Tip: Review the plan document. Yes, there must be a plan written document (the IRS provides a model form). There is no requirement that educational assistance programs cover student loan payments. However, depending upon how the program document has been drafted, student loans may already be considered as an eligible expense. Employers should review their educational assistance programs – in particular, the definition of “educational assistance expenses” (or similar terms). If the term means “educational assistance as defined in Section 127 of the Code”, then the program can likely be interpreted as including student loans. If the term provides a list, then it is unlikely that student loans are covered. The point is to ensure that the employer’s intent is reflected in the program document.

IRS Approves Expanded Plan Design

In August, the IRS issued a private letter ruling that permitted an expansive employee-favorable plan design. In Private Letter Ruling 202434006 (the “PLR”), an employer requested IRS approval of a plan amendment that would allow employees to choose where they wished to direct certain discretionary non-elective employer (but not matching) contributions.

Under the proposed plan amendment, the employee must have completed one year of service. To be eligible to receive the contribution for the plan year, the employee must be employed on the last day of the plan year (with exceptions for death, disability, or retirement after a certain age). The employer would fund the contributions on March 14 of the year following the year to which it relates. Employees could not direct the investment of the amounts, which would be subject to a 6-year graded vesting schedule.

Employees could direct their contributions to:

  • 401(k) plan account as a non-matching contribution
  • Health savings account (HSA) up to statutory limits ($4,300 for individuals and $8,550 for families in 2025)
  • Retiree health reimbursement arrangement (HRA)
  • Student loan reimbursements through a Section 127 educational assistance plan (up to an annual limit of $5,250)

Employees could not receive the contributions as cash.

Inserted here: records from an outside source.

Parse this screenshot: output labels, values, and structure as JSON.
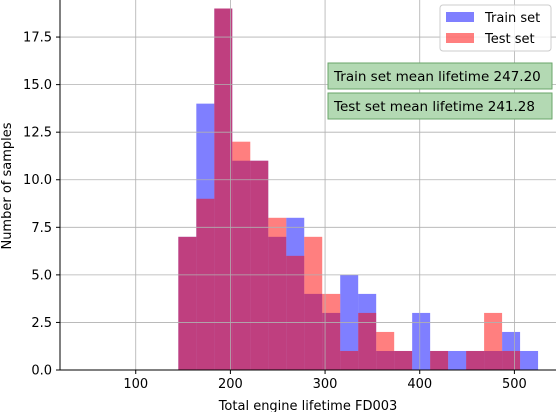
{
  "chart_data": {
    "type": "bar",
    "subtype": "overlaid-histogram",
    "title": "",
    "xlabel": "Total engine lifetime FD003",
    "ylabel": "Number of samples",
    "xlim": [
      20,
      545
    ],
    "ylim": [
      0,
      19.5
    ],
    "xticks": [
      100,
      200,
      300,
      400,
      500
    ],
    "yticks": [
      0.0,
      2.5,
      5.0,
      7.5,
      10.0,
      12.5,
      15.0,
      17.5
    ],
    "ytick_labels": [
      "0.0",
      "2.5",
      "5.0",
      "7.5",
      "10.0",
      "12.5",
      "15.0",
      "17.5"
    ],
    "grid": true,
    "legend_position": "top-right",
    "bin_edges": [
      145,
      164,
      183,
      202,
      221,
      240,
      259,
      278,
      297,
      316,
      335,
      354,
      373,
      392,
      411,
      430,
      449,
      468,
      487,
      506,
      525
    ],
    "series": [
      {
        "name": "Train set",
        "color": "#0000ff",
        "opacity": 0.5,
        "counts": [
          7,
          14,
          19,
          11,
          11,
          7,
          8,
          4,
          3,
          5,
          4,
          1,
          1,
          3,
          1,
          1,
          1,
          1,
          2,
          1
        ]
      },
      {
        "name": "Test set",
        "color": "#ff0000",
        "opacity": 0.5,
        "counts": [
          7,
          9,
          19,
          12,
          11,
          8,
          6,
          7,
          4,
          1,
          3,
          2,
          1,
          0,
          1,
          0,
          1,
          3,
          1,
          0
        ]
      }
    ],
    "annotations": [
      {
        "text": "Train set mean lifetime 247.20"
      },
      {
        "text": "Test set mean lifetime 241.28"
      }
    ],
    "annotation_box_color": "#b3d9b3"
  }
}
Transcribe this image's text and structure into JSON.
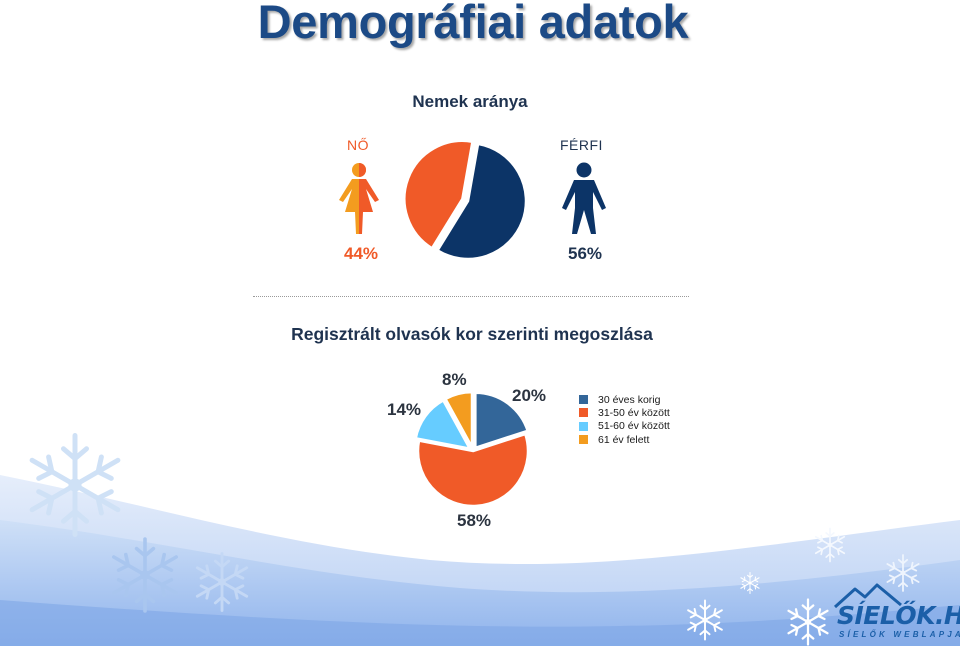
{
  "title": "Demográfiai adatok",
  "colors": {
    "title": "#1c4a86",
    "female": "#f05a28",
    "male": "#0c3467",
    "age_30": "#336699",
    "age_31_50": "#f05a28",
    "age_51_60": "#66ccff",
    "age_61": "#f39c1f"
  },
  "icons": [
    "female-figure-icon",
    "male-figure-icon",
    "snowflake-icon",
    "mountain-logo-icon"
  ],
  "chart_data": [
    {
      "type": "pie",
      "title": "Nemek aránya",
      "categories": [
        "FÉRFI",
        "NŐ"
      ],
      "values": [
        56,
        44
      ],
      "labels": [
        "56%",
        "44%"
      ],
      "colors": [
        "#0c3467",
        "#f05a28"
      ],
      "legend": "none"
    },
    {
      "type": "pie",
      "title": "Regisztrált olvasók kor szerinti megoszlása",
      "categories": [
        "30 éves korig",
        "31-50 év között",
        "51-60 év között",
        "61 év felett"
      ],
      "values": [
        20,
        58,
        14,
        8
      ],
      "labels": [
        "20%",
        "58%",
        "14%",
        "8%"
      ],
      "colors": [
        "#336699",
        "#f05a28",
        "#66ccff",
        "#f39c1f"
      ],
      "legend": "right"
    }
  ],
  "logo": {
    "name": "SÍELŐK.HU",
    "tagline": "SÍELŐK WEBLAPJA"
  }
}
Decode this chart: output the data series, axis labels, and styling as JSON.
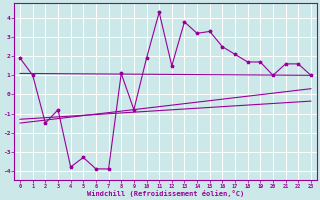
{
  "xlabel": "Windchill (Refroidissement éolien,°C)",
  "bg_color": "#cce8e8",
  "grid_color": "#ffffff",
  "line_color": "#990099",
  "xlim": [
    -0.5,
    23.5
  ],
  "ylim": [
    -4.5,
    4.8
  ],
  "xticks": [
    0,
    1,
    2,
    3,
    4,
    5,
    6,
    7,
    8,
    9,
    10,
    11,
    12,
    13,
    14,
    15,
    16,
    17,
    18,
    19,
    20,
    21,
    22,
    23
  ],
  "yticks": [
    -4,
    -3,
    -2,
    -1,
    0,
    1,
    2,
    3,
    4
  ],
  "main_x": [
    0,
    1,
    2,
    3,
    4,
    5,
    6,
    7,
    8,
    9,
    10,
    11,
    12,
    13,
    14,
    15,
    16,
    17,
    18,
    19,
    20,
    21,
    22,
    23
  ],
  "main_y": [
    1.9,
    1.0,
    -1.5,
    -0.8,
    -3.8,
    -3.3,
    -3.9,
    -3.9,
    1.1,
    -0.8,
    1.9,
    4.3,
    1.5,
    3.8,
    3.2,
    3.3,
    2.5,
    2.1,
    1.7,
    1.7,
    1.0,
    1.6,
    1.6,
    1.0
  ],
  "line2_x": [
    0,
    23
  ],
  "line2_y": [
    -1.3,
    -0.35
  ],
  "line3_x": [
    0,
    23
  ],
  "line3_y": [
    -1.5,
    0.3
  ],
  "line4_x": [
    0,
    23
  ],
  "line4_y": [
    1.1,
    1.0
  ]
}
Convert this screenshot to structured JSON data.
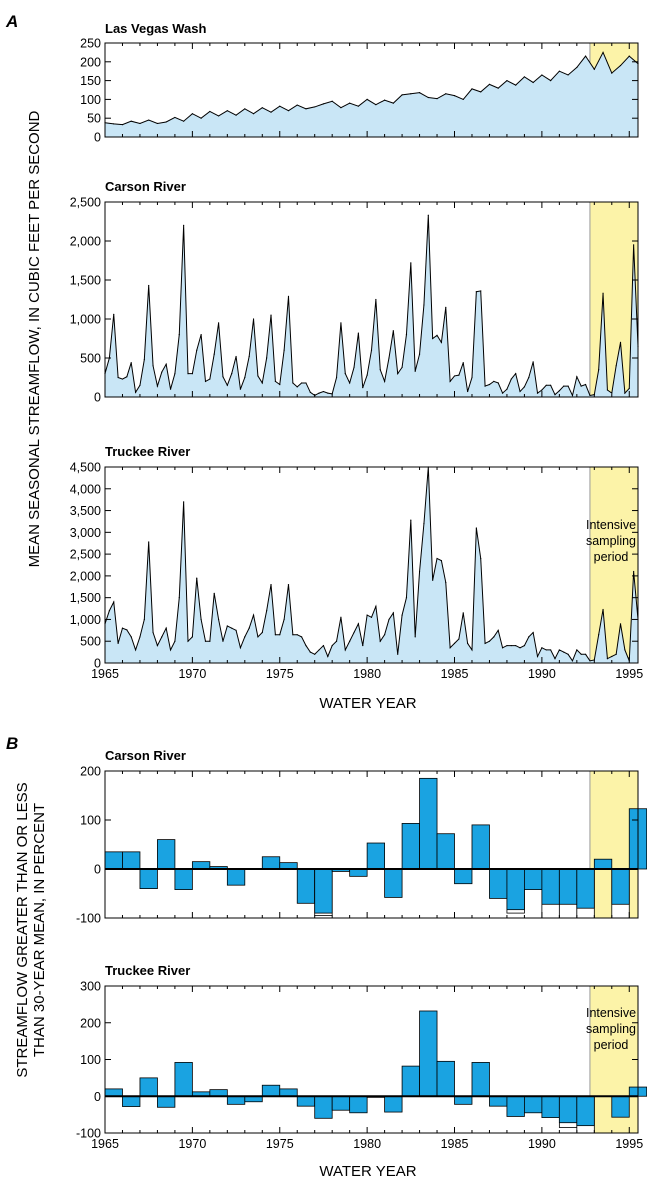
{
  "figure": {
    "part_a_letter": "A",
    "part_b_letter": "B",
    "part_a_ylabel": "MEAN SEASONAL STREAMFLOW, IN CUBIC FEET PER SECOND",
    "part_b_ylabel_line1": "STREAMFLOW GREATER THAN OR LESS",
    "part_b_ylabel_line2": "THAN 30-YEAR MEAN, IN PERCENT",
    "xlabel": "WATER YEAR",
    "annotation_line1": "Intensive",
    "annotation_line2": "sampling",
    "annotation_line3": "period"
  },
  "colors": {
    "area_fill": "#c9e6f6",
    "bar_fill": "#1aa3e1",
    "highlight": "#fcf3a8",
    "highlight_edge": "#999999"
  },
  "chart_data": [
    {
      "type": "area",
      "title": "Las Vegas Wash",
      "x_range": [
        1965,
        1995.5
      ],
      "ylim": [
        0,
        250
      ],
      "yticks": [
        0,
        50,
        100,
        150,
        200,
        250
      ],
      "ytick_labels": [
        "0",
        "50",
        "100",
        "150",
        "200",
        "250"
      ],
      "xticks": [
        1965,
        1970,
        1975,
        1980,
        1985,
        1990,
        1995
      ],
      "xtick_labels": [],
      "highlight": [
        1992.75,
        1995.5
      ],
      "x": [
        1965,
        1965.5,
        1966,
        1966.5,
        1967,
        1967.5,
        1968,
        1968.5,
        1969,
        1969.5,
        1970,
        1970.5,
        1971,
        1971.5,
        1972,
        1972.5,
        1973,
        1973.5,
        1974,
        1974.5,
        1975,
        1975.5,
        1976,
        1976.5,
        1977,
        1977.5,
        1978,
        1978.5,
        1979,
        1979.5,
        1980,
        1980.5,
        1981,
        1981.5,
        1982,
        1982.5,
        1983,
        1983.5,
        1984,
        1984.5,
        1985,
        1985.5,
        1986,
        1986.5,
        1987,
        1987.5,
        1988,
        1988.5,
        1989,
        1989.5,
        1990,
        1990.5,
        1991,
        1991.5,
        1992,
        1992.5,
        1993,
        1993.5,
        1994,
        1994.5,
        1995,
        1995.5
      ],
      "values": [
        38,
        35,
        33,
        42,
        36,
        45,
        36,
        40,
        52,
        42,
        62,
        50,
        68,
        56,
        70,
        58,
        75,
        62,
        78,
        66,
        82,
        70,
        85,
        75,
        80,
        88,
        95,
        78,
        90,
        82,
        100,
        86,
        98,
        90,
        112,
        115,
        118,
        105,
        102,
        115,
        110,
        100,
        128,
        120,
        140,
        130,
        150,
        138,
        160,
        145,
        165,
        150,
        175,
        165,
        185,
        215,
        180,
        225,
        170,
        190,
        215,
        195
      ]
    },
    {
      "type": "area",
      "title": "Carson River",
      "x_range": [
        1965,
        1995.5
      ],
      "ylim": [
        0,
        2500
      ],
      "yticks": [
        0,
        500,
        1000,
        1500,
        2000,
        2500
      ],
      "ytick_labels": [
        "0",
        "500",
        "1,000",
        "1,500",
        "2,000",
        "2,500"
      ],
      "xticks": [
        1965,
        1970,
        1975,
        1980,
        1985,
        1990,
        1995
      ],
      "xtick_labels": [],
      "highlight": [
        1992.75,
        1995.5
      ],
      "x": [
        1965,
        1965.25,
        1965.5,
        1965.75,
        1966,
        1966.25,
        1966.5,
        1966.75,
        1967,
        1967.25,
        1967.5,
        1967.75,
        1968,
        1968.25,
        1968.5,
        1968.75,
        1969,
        1969.25,
        1969.5,
        1969.75,
        1970,
        1970.25,
        1970.5,
        1970.75,
        1971,
        1971.25,
        1971.5,
        1971.75,
        1972,
        1972.25,
        1972.5,
        1972.75,
        1973,
        1973.25,
        1973.5,
        1973.75,
        1974,
        1974.25,
        1974.5,
        1974.75,
        1975,
        1975.25,
        1975.5,
        1975.75,
        1976,
        1976.25,
        1976.5,
        1976.75,
        1977,
        1977.25,
        1977.5,
        1977.75,
        1978,
        1978.25,
        1978.5,
        1978.75,
        1979,
        1979.25,
        1979.5,
        1979.75,
        1980,
        1980.25,
        1980.5,
        1980.75,
        1981,
        1981.25,
        1981.5,
        1981.75,
        1982,
        1982.25,
        1982.5,
        1982.75,
        1983,
        1983.25,
        1983.5,
        1983.75,
        1984,
        1984.25,
        1984.5,
        1984.75,
        1985,
        1985.25,
        1985.5,
        1985.75,
        1986,
        1986.25,
        1986.5,
        1986.75,
        1987,
        1987.25,
        1987.5,
        1987.75,
        1988,
        1988.25,
        1988.5,
        1988.75,
        1989,
        1989.25,
        1989.5,
        1989.75,
        1990,
        1990.25,
        1990.5,
        1990.75,
        1991,
        1991.25,
        1991.5,
        1991.75,
        1992,
        1992.25,
        1992.5,
        1992.75,
        1993,
        1993.25,
        1993.5,
        1993.75,
        1994,
        1994.25,
        1994.5,
        1994.75,
        1995,
        1995.25,
        1995.5
      ],
      "values": [
        300,
        500,
        1060,
        250,
        230,
        260,
        440,
        60,
        150,
        480,
        1430,
        400,
        140,
        320,
        420,
        100,
        300,
        800,
        2200,
        300,
        300,
        600,
        800,
        200,
        230,
        550,
        950,
        260,
        150,
        300,
        520,
        100,
        250,
        520,
        1000,
        270,
        180,
        500,
        1050,
        200,
        160,
        600,
        1290,
        180,
        130,
        180,
        180,
        60,
        20,
        50,
        70,
        50,
        40,
        250,
        950,
        300,
        180,
        380,
        820,
        120,
        280,
        600,
        1250,
        350,
        200,
        500,
        850,
        300,
        380,
        800,
        1720,
        330,
        550,
        1180,
        2330,
        750,
        790,
        700,
        1150,
        200,
        270,
        280,
        440,
        70,
        250,
        1350,
        1360,
        140,
        160,
        200,
        180,
        50,
        100,
        230,
        300,
        70,
        130,
        250,
        450,
        50,
        90,
        150,
        150,
        30,
        80,
        140,
        140,
        20,
        260,
        140,
        160,
        20,
        30,
        350,
        1330,
        90,
        50,
        400,
        700,
        50,
        110,
        1950,
        650
      ]
    },
    {
      "type": "area",
      "title": "Truckee River",
      "x_range": [
        1965,
        1995.5
      ],
      "ylim": [
        0,
        4500
      ],
      "yticks": [
        0,
        500,
        1000,
        1500,
        2000,
        2500,
        3000,
        3500,
        4000,
        4500
      ],
      "ytick_labels": [
        "0",
        "500",
        "1,000",
        "1,500",
        "2,000",
        "2,500",
        "3,000",
        "3,500",
        "4,000",
        "4,500"
      ],
      "xticks": [
        1965,
        1970,
        1975,
        1980,
        1985,
        1990,
        1995
      ],
      "xtick_labels": [
        "1965",
        "1970",
        "1975",
        "1980",
        "1985",
        "1990",
        "1995"
      ],
      "highlight": [
        1992.75,
        1995.5
      ],
      "x": [
        1965,
        1965.25,
        1965.5,
        1965.75,
        1966,
        1966.25,
        1966.5,
        1966.75,
        1967,
        1967.25,
        1967.5,
        1967.75,
        1968,
        1968.25,
        1968.5,
        1968.75,
        1969,
        1969.25,
        1969.5,
        1969.75,
        1970,
        1970.25,
        1970.5,
        1970.75,
        1971,
        1971.25,
        1971.5,
        1971.75,
        1972,
        1972.25,
        1972.5,
        1972.75,
        1973,
        1973.25,
        1973.5,
        1973.75,
        1974,
        1974.25,
        1974.5,
        1974.75,
        1975,
        1975.25,
        1975.5,
        1975.75,
        1976,
        1976.25,
        1976.5,
        1976.75,
        1977,
        1977.25,
        1977.5,
        1977.75,
        1978,
        1978.25,
        1978.5,
        1978.75,
        1979,
        1979.25,
        1979.5,
        1979.75,
        1980,
        1980.25,
        1980.5,
        1980.75,
        1981,
        1981.25,
        1981.5,
        1981.75,
        1982,
        1982.25,
        1982.5,
        1982.75,
        1983,
        1983.25,
        1983.5,
        1983.75,
        1984,
        1984.25,
        1984.5,
        1984.75,
        1985,
        1985.25,
        1985.5,
        1985.75,
        1986,
        1986.25,
        1986.5,
        1986.75,
        1987,
        1987.25,
        1987.5,
        1987.75,
        1988,
        1988.25,
        1988.5,
        1988.75,
        1989,
        1989.25,
        1989.5,
        1989.75,
        1990,
        1990.25,
        1990.5,
        1990.75,
        1991,
        1991.25,
        1991.5,
        1991.75,
        1992,
        1992.25,
        1992.5,
        1992.75,
        1993,
        1993.25,
        1993.5,
        1993.75,
        1994,
        1994.25,
        1994.5,
        1994.75,
        1995,
        1995.25,
        1995.5
      ],
      "values": [
        900,
        1200,
        1400,
        450,
        800,
        760,
        600,
        300,
        600,
        1000,
        2780,
        700,
        400,
        600,
        800,
        300,
        500,
        1500,
        3700,
        500,
        600,
        1950,
        1000,
        500,
        500,
        1600,
        1000,
        500,
        850,
        800,
        750,
        350,
        600,
        800,
        1100,
        600,
        700,
        1200,
        1800,
        650,
        650,
        1000,
        1800,
        650,
        650,
        600,
        400,
        250,
        200,
        300,
        400,
        150,
        400,
        500,
        1050,
        300,
        500,
        700,
        900,
        400,
        1100,
        1050,
        1300,
        500,
        650,
        1000,
        1150,
        200,
        1100,
        1500,
        3280,
        600,
        2100,
        3200,
        4500,
        1900,
        2400,
        2350,
        1850,
        350,
        450,
        550,
        1150,
        450,
        300,
        3100,
        2400,
        450,
        500,
        600,
        750,
        350,
        400,
        400,
        400,
        350,
        400,
        600,
        700,
        150,
        350,
        300,
        300,
        100,
        300,
        250,
        200,
        50,
        300,
        200,
        200,
        50,
        70,
        650,
        1230,
        100,
        150,
        200,
        900,
        300,
        50,
        2100,
        1000
      ]
    },
    {
      "type": "bar",
      "title": "Carson River",
      "x_range": [
        1965,
        1995.5
      ],
      "ylim": [
        -100,
        200
      ],
      "yticks": [
        -100,
        0,
        100,
        200
      ],
      "ytick_labels": [
        "-100",
        "0",
        "100",
        "200"
      ],
      "xticks": [
        1965,
        1970,
        1975,
        1980,
        1985,
        1990,
        1995
      ],
      "xtick_labels": [],
      "highlight": [
        1992.75,
        1995.5
      ],
      "categories": [
        1965,
        1966,
        1967,
        1968,
        1969,
        1970,
        1971,
        1972,
        1973,
        1974,
        1975,
        1976,
        1977,
        1978,
        1979,
        1980,
        1981,
        1982,
        1983,
        1984,
        1985,
        1986,
        1987,
        1988,
        1989,
        1990,
        1991,
        1992,
        1993,
        1994,
        1995
      ],
      "values": [
        35,
        35,
        -40,
        60,
        -42,
        15,
        5,
        -33,
        0,
        25,
        13,
        -70,
        -90,
        -5,
        -15,
        53,
        -58,
        93,
        185,
        72,
        -30,
        90,
        -60,
        -83,
        -42,
        -72,
        -72,
        -80,
        20,
        -72,
        123
      ],
      "lows": [
        null,
        null,
        null,
        null,
        null,
        null,
        null,
        null,
        null,
        null,
        null,
        null,
        -95,
        null,
        null,
        null,
        null,
        null,
        null,
        null,
        null,
        null,
        null,
        -90,
        null,
        -100,
        -100,
        -100,
        null,
        -100,
        null
      ]
    },
    {
      "type": "bar",
      "title": "Truckee River",
      "x_range": [
        1965,
        1995.5
      ],
      "ylim": [
        -100,
        300
      ],
      "yticks": [
        -100,
        0,
        100,
        200,
        300
      ],
      "ytick_labels": [
        "-100",
        "0",
        "100",
        "200",
        "300"
      ],
      "xticks": [
        1965,
        1970,
        1975,
        1980,
        1985,
        1990,
        1995
      ],
      "xtick_labels": [
        "1965",
        "1970",
        "1975",
        "1980",
        "1985",
        "1990",
        "1995"
      ],
      "highlight": [
        1992.75,
        1995.5
      ],
      "categories": [
        1965,
        1966,
        1967,
        1968,
        1969,
        1970,
        1971,
        1972,
        1973,
        1974,
        1975,
        1976,
        1977,
        1978,
        1979,
        1980,
        1981,
        1982,
        1983,
        1984,
        1985,
        1986,
        1987,
        1988,
        1989,
        1990,
        1991,
        1992,
        1993,
        1994,
        1995
      ],
      "values": [
        20,
        -28,
        50,
        -30,
        92,
        12,
        18,
        -22,
        -15,
        30,
        20,
        -27,
        -60,
        -38,
        -45,
        -3,
        -43,
        82,
        232,
        95,
        -22,
        92,
        -27,
        -55,
        -45,
        -58,
        -72,
        -80,
        0,
        -57,
        25
      ],
      "lows": [
        null,
        null,
        null,
        null,
        null,
        null,
        null,
        null,
        null,
        null,
        null,
        null,
        null,
        null,
        null,
        null,
        null,
        null,
        null,
        null,
        null,
        null,
        null,
        null,
        null,
        null,
        -85,
        -100,
        null,
        null,
        null
      ]
    }
  ]
}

The IRS approved the employer’s proposed plan design – a treat for the employer and employees. The IRS ruled:

  • The arrangement complies with Code Section 401(k) and is not considered a pre-tax contribution subject to elective deferral limits ($23,500 for 2025).
  • The arrangement does not affect the treatment of contributions to and payments made from the retiree HRA and reimbursement amounts remain excludable from the individual’s gross income.
  • The employee’s allocation of the contributions to the HSA remains excludable from the employee’s gross income.
  • The arrangement does not affect the treatment of payments under the education assistance program as amounts are excludable from an employee’s gross income, up to the $5,250 limit.

Considerations. First, the disclaimer: This PLR (like all private letter rulings) can only be relied on by the employer that requested it. Second, employers should consult with their recordkeepers to ensure compliant plan administration, including nondiscrimination testing implications and employee communications. For example, to avoid adverse tax consequences (relating to constructive receipt issues), employers should game plan when employees should make their elections. Although the PLR did not directly address elections, it would be prudent to require the elections to be irrevocable and made during open enrollment.


[1] Other eligible expenses may include books, equipment, supplies, tuition and other fees.